We’re All Going to the World’s Fair Review

We’re All Going to the World’s Fair will have a limited theatrical release on April 15, before its nationwide expansion and digital release on April 22.

Set in the world of creepypasta lore and online “challenges,” We’re All Going to the World’s Fair is a slow-burn horror drama that feels, at once, like a combination of elements from several recent movies, and yet a wholly original creation. It follows a young teenage girl, Casey (Anna Cobb), who gets sucked into an online role-playing game, replete with its own winding mythology, in the pursuit of some unspoken transformation. However, despite a premise that feels supernatural at the outset, the story is much more about loneliness and disconnect in the internet age. More introspective than explosive, it’s also one of the moodiest and most atmospheric coming-of-age films to emerge from the recent American independent scene.

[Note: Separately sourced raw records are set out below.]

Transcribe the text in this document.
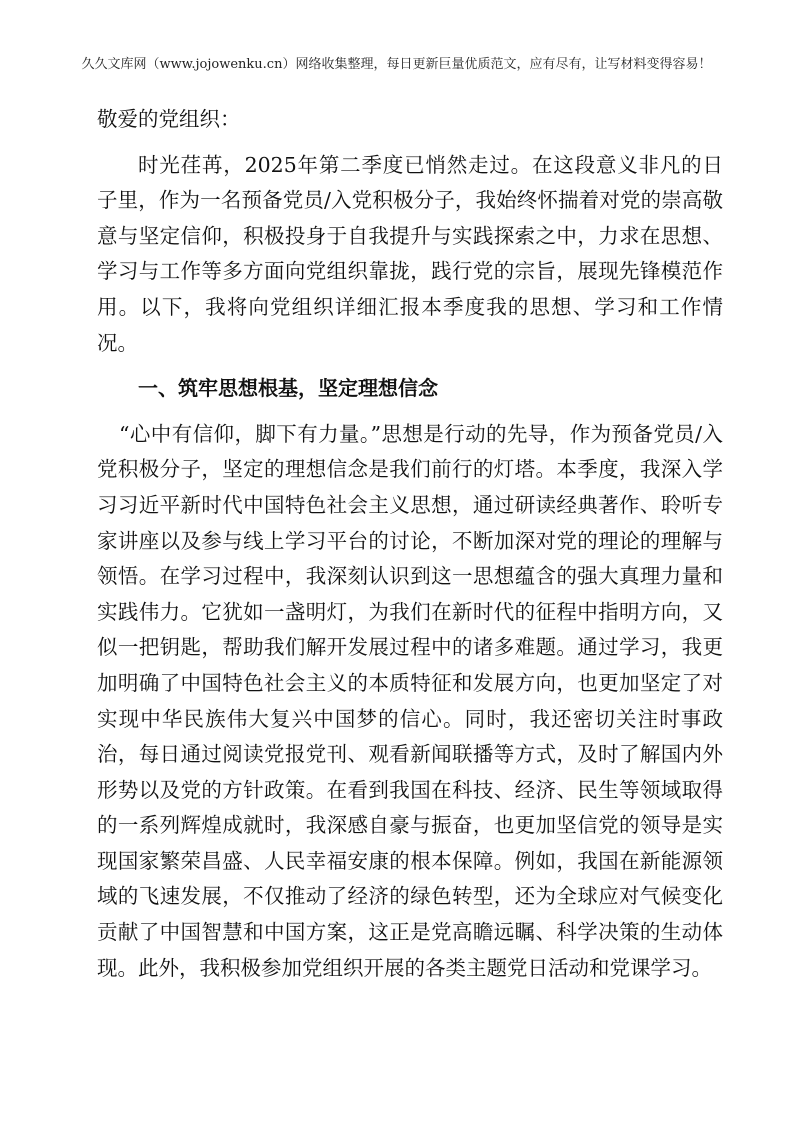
久久文库网（www.jojowenku.cn）网络收集整理，每日更新巨量优质范文，应有尽有，让写材料变得容易！

敬爱的党组织：

时光荏苒，2025年第二季度已悄然走过。在这段意义非凡的日子里，作为一名预备党员/入党积极分子，我始终怀揣着对党的崇高敬意与坚定信仰，积极投身于自我提升与实践探索之中，力求在思想、学习与工作等多方面向党组织靠拢，践行党的宗旨，展现先锋模范作用。以下，我将向党组织详细汇报本季度我的思想、学习和工作情况。

一、筑牢思想根基，坚定理想信念

“心中有信仰，脚下有力量。”思想是行动的先导，作为预备党员/入党积极分子，坚定的理想信念是我们前行的灯塔。本季度，我深入学习习近平新时代中国特色社会主义思想，通过研读经典著作、聆听专家讲座以及参与线上学习平台的讨论，不断加深对党的理论的理解与领悟。在学习过程中，我深刻认识到这一思想蕴含的强大真理力量和实践伟力。它犹如一盏明灯，为我们在新时代的征程中指明方向，又似一把钥匙，帮助我们解开发展过程中的诸多难题。通过学习，我更加明确了中国特色社会主义的本质特征和发展方向，也更加坚定了对实现中华民族伟大复兴中国梦的信心。同时，我还密切关注时事政治，每日通过阅读党报党刊、观看新闻联播等方式，及时了解国内外形势以及党的方针政策。在看到我国在科技、经济、民生等领域取得的一系列辉煌成就时，我深感自豪与振奋，也更加坚信党的领导是实现国家繁荣昌盛、人民幸福安康的根本保障。例如，我国在新能源领域的飞速发展，不仅推动了经济的绿色转型，还为全球应对气候变化贡献了中国智慧和中国方案，这正是党高瞻远瞩、科学决策的生动体现。此外，我积极参加党组织开展的各类主题党日活动和党课学习。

Cobb, in her feature debut, navigates a difficult role with stunning precision. For much of the film, Casey is the only face on screen, beginning with an opening scene from her webcam’s point of view. Her teary-eyed trepidation, in the middle of her darkened attic bedroom, anchors us emotionally as she repeats the phrase “I want to go to the world’s fair” — a modern “Bloody Mary” urban legend of sorts, with minor self-mutilation thrown in for good measure (it’s only a pin prick, but it’s spine-chilling all the same). The next and final step in the “World’s Fair Challenge” is watching a hypnotic, strobing video clip, and while it’s one we don’t actually see, the camera remains transfixed on Casey, as Cobb walks a tightrope between hesitance and excitement. It’s hard not to feel like a participant in the ritual.